My objections to a global reference count are the same as before.
There is no accountability and no timeout support. I also prefer the
api to each driver to be a switch and not a reference count. I
understand the objections to using timeouts, but in practice we need
them today. If we move the timeout support to each driver that needs
it, it does not only make the drivers more complex, but we also loose
the ability to skip the timers that will not trigger suspend.

I even use a wakelock with a timeout internally to deal with the case
where a legacy driver return -EBUSY from its suspend hook. If I don't
use a timeout here, we either have to retry suspend immediately which
may never succeed if the thread that needs to run to clear the
condition is frozen again before it gets a chance to run, or we stop
trying to suspend indefinitely.

> perhaps using the device struct or something as a token for debug

I don't think adding the debug state to the device struct is much of
an improvement over using a wake_lock struct. You either have to
iterate over every device when extracting the debug information, or
you have to maintain similar lists to what the wakelock code uses now.
For the drivers point of view, it saves an init and destroy call but
it prevent using more than one lock per device or using it without a
device.

> purposes. Userland ABI would then be a single /dev/inhibit_suspend,
> with the counter being bumped each time an application opens it. It'll
> automatically be dropped if the application exits without cleaning up.

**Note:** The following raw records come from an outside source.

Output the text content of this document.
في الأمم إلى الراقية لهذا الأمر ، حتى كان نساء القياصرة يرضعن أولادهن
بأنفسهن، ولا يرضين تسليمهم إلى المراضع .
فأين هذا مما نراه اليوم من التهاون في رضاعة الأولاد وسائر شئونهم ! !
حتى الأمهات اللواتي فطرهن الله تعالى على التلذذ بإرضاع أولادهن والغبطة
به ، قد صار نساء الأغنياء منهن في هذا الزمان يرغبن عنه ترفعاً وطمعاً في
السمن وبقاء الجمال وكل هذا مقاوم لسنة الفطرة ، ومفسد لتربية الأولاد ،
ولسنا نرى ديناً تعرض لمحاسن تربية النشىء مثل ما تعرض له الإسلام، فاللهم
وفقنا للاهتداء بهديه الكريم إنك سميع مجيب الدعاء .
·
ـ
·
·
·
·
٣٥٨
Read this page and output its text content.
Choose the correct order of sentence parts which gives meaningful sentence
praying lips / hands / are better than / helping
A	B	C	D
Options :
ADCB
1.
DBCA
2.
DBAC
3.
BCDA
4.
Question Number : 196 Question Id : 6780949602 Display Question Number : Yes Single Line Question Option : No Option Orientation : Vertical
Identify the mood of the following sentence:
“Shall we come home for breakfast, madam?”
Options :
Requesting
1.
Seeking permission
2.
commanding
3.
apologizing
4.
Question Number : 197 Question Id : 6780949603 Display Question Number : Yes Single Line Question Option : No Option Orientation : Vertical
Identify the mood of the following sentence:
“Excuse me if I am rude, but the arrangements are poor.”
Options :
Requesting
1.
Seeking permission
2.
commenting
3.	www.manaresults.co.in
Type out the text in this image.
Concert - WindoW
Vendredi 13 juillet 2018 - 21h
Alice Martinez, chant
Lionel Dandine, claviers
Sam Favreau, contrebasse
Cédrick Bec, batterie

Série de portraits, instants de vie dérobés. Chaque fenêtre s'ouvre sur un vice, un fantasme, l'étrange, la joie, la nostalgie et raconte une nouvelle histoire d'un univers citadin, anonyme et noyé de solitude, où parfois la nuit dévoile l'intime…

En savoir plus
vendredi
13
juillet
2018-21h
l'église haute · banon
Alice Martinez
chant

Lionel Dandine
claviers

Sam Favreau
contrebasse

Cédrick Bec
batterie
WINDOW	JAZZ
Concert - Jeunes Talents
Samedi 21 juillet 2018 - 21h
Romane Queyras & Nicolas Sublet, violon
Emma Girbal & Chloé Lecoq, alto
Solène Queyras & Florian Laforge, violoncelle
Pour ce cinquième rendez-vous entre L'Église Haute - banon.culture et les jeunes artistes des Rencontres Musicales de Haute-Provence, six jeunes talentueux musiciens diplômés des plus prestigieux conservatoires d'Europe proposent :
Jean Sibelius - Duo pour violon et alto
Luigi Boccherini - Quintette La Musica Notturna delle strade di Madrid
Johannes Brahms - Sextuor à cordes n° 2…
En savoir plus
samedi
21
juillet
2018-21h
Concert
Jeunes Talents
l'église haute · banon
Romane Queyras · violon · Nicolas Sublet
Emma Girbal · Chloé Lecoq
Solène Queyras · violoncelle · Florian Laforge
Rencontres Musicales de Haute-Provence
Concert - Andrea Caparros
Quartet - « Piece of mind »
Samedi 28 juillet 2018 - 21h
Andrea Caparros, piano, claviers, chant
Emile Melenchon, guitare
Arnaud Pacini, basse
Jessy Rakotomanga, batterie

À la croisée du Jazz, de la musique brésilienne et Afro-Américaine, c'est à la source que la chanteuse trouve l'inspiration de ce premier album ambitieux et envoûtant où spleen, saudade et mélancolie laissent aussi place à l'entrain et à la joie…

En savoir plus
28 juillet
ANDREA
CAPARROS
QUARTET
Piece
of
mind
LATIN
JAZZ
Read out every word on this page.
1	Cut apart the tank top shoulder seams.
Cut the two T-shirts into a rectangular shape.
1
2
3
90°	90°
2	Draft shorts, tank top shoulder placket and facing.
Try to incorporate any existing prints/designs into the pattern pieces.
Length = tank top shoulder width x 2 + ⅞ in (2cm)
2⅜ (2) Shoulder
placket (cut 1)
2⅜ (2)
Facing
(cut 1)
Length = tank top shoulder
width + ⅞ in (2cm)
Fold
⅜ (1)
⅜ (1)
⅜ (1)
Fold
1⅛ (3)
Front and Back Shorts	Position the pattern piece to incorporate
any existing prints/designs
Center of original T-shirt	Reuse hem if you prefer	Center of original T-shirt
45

Whether the kernel api uses a single ref count or a list of wakelocks
does not dictate the user space api. The last patch sent I sent out
uses ioctls to lock and unlock a single wakelock per file descriptor.
Do anyone have a problem with that api?

> This seems simpler and also avoids any arguments about the naming
> scheme. What am I missing?

How does changing the name to inhibit_suspend() and
uninhibit_suspend() prevent arguments about the naming scheme? Calling
uninhibit_suspend once does not ensure that suspend is uninhibited.